Diagnosing Upper Gastrointestinal Bleeding
Upper gastrointestinal bleeding is primarily diagnosed based on medical history, symptoms, and clinical examinations. The following diagnostic tests are commonly used to confirm the condition and identify its cause:
Laboratory Tests
Blood tests including platelet count, coagulation time, complete blood count (CBC), prothrombin time, and blood ammonia levels are essential. These tests help distinguish bleeding caused by esophageal varices due to liver cirrhosis from other potential causes. They also provide insights into the patient's overall blood status and clotting ability.
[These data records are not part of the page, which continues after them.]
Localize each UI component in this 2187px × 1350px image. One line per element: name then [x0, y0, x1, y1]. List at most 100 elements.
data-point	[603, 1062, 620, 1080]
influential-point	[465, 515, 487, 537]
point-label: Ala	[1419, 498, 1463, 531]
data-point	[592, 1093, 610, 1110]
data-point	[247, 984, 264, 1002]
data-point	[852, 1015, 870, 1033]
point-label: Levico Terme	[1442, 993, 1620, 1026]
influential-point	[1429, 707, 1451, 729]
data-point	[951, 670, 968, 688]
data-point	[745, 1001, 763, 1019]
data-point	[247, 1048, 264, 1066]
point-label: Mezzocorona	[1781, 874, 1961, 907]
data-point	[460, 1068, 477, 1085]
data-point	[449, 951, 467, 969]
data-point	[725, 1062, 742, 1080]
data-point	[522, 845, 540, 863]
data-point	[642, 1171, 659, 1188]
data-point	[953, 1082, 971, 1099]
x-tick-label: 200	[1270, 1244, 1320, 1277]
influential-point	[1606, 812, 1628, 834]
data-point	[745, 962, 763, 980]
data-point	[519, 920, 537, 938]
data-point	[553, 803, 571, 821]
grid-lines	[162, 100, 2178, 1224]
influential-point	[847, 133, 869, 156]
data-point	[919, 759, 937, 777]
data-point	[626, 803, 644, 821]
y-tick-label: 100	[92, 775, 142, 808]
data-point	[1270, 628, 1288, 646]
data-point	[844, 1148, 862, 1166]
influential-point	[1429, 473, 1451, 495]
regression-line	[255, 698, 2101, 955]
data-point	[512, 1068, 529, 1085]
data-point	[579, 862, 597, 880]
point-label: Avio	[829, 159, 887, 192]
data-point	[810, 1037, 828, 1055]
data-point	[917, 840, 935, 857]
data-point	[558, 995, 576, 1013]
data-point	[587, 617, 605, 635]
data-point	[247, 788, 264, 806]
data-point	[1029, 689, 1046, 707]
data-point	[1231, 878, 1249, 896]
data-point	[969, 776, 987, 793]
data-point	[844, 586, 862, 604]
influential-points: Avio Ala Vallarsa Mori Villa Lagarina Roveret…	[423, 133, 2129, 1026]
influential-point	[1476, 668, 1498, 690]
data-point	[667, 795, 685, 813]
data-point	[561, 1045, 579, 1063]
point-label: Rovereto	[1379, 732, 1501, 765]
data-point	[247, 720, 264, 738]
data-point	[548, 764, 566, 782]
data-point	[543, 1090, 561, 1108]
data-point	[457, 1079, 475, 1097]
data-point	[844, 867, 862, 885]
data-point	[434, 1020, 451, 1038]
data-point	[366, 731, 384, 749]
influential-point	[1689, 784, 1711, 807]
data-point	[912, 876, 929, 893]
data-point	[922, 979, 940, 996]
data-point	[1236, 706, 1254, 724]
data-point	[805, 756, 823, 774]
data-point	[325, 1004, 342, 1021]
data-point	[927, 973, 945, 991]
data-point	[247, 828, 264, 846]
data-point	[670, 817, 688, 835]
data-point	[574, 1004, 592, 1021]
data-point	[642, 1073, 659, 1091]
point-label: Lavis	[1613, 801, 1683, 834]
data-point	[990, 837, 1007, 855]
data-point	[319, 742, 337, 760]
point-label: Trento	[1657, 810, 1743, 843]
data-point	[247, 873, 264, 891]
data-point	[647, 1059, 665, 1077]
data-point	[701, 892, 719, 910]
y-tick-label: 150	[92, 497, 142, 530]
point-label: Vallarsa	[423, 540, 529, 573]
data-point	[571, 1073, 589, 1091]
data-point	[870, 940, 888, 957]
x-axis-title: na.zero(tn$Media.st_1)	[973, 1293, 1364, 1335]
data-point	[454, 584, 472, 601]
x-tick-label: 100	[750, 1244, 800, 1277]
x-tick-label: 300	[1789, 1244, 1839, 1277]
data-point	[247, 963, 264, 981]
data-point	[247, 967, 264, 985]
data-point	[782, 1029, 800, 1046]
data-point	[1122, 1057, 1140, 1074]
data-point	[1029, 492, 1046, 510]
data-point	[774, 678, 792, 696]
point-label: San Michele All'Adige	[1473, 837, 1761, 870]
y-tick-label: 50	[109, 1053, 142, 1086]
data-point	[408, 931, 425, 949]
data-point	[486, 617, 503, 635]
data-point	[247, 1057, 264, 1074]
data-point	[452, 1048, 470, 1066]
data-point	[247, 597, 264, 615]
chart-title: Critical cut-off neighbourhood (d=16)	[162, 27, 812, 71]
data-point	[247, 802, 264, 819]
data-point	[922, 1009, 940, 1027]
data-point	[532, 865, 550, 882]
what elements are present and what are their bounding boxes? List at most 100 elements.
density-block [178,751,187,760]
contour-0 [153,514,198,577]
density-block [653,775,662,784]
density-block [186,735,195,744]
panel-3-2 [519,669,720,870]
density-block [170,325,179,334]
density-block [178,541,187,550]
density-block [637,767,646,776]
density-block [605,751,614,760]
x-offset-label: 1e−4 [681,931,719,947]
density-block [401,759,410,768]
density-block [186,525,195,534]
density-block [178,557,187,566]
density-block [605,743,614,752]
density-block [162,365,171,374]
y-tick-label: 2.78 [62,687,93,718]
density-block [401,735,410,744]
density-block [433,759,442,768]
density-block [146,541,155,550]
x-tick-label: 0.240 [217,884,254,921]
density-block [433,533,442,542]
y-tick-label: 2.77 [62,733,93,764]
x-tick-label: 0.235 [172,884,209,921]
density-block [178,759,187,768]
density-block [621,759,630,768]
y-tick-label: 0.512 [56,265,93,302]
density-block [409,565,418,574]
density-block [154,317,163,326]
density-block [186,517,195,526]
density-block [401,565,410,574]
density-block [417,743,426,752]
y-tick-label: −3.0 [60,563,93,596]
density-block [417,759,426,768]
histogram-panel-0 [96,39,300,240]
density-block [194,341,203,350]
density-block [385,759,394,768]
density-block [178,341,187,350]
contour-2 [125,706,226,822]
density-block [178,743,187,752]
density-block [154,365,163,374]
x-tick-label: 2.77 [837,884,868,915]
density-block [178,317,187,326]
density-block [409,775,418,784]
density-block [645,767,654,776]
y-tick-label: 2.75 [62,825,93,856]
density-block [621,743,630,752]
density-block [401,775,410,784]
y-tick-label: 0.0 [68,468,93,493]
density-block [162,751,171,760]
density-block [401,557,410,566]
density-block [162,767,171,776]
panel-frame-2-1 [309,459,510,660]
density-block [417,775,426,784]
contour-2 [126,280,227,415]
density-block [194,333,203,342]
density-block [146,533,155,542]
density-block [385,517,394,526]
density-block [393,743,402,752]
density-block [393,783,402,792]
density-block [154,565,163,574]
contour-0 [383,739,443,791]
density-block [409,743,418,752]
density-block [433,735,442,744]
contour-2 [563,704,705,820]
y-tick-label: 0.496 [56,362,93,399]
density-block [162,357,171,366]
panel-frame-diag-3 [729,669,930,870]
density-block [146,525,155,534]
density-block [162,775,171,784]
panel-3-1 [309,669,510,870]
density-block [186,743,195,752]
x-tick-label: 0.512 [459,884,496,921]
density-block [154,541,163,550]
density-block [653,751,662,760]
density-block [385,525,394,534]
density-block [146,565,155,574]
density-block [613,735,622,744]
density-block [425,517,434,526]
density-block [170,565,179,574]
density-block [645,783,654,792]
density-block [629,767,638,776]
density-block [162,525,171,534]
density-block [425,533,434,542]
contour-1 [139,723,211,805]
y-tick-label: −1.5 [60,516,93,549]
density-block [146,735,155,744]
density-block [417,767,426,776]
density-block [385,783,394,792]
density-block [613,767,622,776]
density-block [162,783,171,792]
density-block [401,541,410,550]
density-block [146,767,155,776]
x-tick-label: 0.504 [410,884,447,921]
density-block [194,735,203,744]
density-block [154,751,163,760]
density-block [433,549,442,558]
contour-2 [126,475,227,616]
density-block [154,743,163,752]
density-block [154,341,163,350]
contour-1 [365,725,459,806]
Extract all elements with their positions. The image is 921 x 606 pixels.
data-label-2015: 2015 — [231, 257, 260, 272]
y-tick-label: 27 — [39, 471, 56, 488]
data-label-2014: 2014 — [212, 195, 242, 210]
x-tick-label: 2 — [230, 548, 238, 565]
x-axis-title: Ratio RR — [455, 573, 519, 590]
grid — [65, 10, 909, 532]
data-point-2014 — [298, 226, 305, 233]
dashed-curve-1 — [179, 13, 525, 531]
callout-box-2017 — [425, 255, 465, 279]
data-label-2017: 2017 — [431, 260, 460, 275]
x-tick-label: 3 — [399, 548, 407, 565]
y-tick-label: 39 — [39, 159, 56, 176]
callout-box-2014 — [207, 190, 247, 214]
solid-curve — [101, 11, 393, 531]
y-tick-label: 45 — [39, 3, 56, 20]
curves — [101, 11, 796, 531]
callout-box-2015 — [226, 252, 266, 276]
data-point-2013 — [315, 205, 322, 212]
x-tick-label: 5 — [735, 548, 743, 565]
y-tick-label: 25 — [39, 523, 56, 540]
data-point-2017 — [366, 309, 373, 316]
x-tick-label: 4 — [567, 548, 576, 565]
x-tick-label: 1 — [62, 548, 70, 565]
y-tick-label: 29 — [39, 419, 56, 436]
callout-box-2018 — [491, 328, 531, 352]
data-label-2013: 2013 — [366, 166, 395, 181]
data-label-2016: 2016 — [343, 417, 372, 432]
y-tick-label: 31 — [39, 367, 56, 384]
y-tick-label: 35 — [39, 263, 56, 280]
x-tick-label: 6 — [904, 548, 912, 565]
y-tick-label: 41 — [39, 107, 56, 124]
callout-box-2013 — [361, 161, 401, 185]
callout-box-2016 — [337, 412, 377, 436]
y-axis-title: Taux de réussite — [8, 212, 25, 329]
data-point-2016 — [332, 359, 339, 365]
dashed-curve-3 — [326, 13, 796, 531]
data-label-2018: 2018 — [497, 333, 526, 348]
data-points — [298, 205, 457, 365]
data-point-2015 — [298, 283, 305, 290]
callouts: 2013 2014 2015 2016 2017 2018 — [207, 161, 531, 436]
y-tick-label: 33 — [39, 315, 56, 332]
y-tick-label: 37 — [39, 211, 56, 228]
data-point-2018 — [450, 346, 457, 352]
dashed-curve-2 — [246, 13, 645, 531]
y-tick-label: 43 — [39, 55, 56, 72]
Swallowed Thread Test or Fluorescein Swallowed Thread Test
This simple yet effective procedure involves using a thread that the patient swallows. The thread may become stained or marked by the presence of blood in the digestive tract, allowing doctors to estimate the location of the bleeding source based on where the discoloration occurs.
Radioisotope Imaging
Radioactive nuclear imaging is particularly useful in detecting active gastrointestinal bleeding. This non-invasive method can identify even minor bleeding that may not be immediately visible through other diagnostic tools.
Selective Angiography
Selective arterial angiography is a more advanced diagnostic technique that can pinpoint the exact site of bleeding. It is especially effective in diagnosing hemorrhages caused by vascular malformations, aneurysms, arteriovenous fistulas, or abnormal blood vessel structures. This method is often used in emergency cases where endoscopy has not provided a clear diagnosis and the bleeding continues.
Endoscopic Examination
Endoscopy remains one of the most valuable tools for diagnosing upper GI bleeding. It allows direct visualization of the upper gastrointestinal tract, enabling doctors to identify the exact location and nature of the lesion causing the bleed. In many cases, treatment can also be administered during the same procedure.
Barium X-ray and Double-contrast Barium Study
While less commonly used today, barium studies such as the barium meal and double-contrast imaging can still play a supportive role in diagnosis. These imaging techniques enhance the visibility of the gastrointestinal lining and can help detect abnormalities that may be contributing to the bleeding.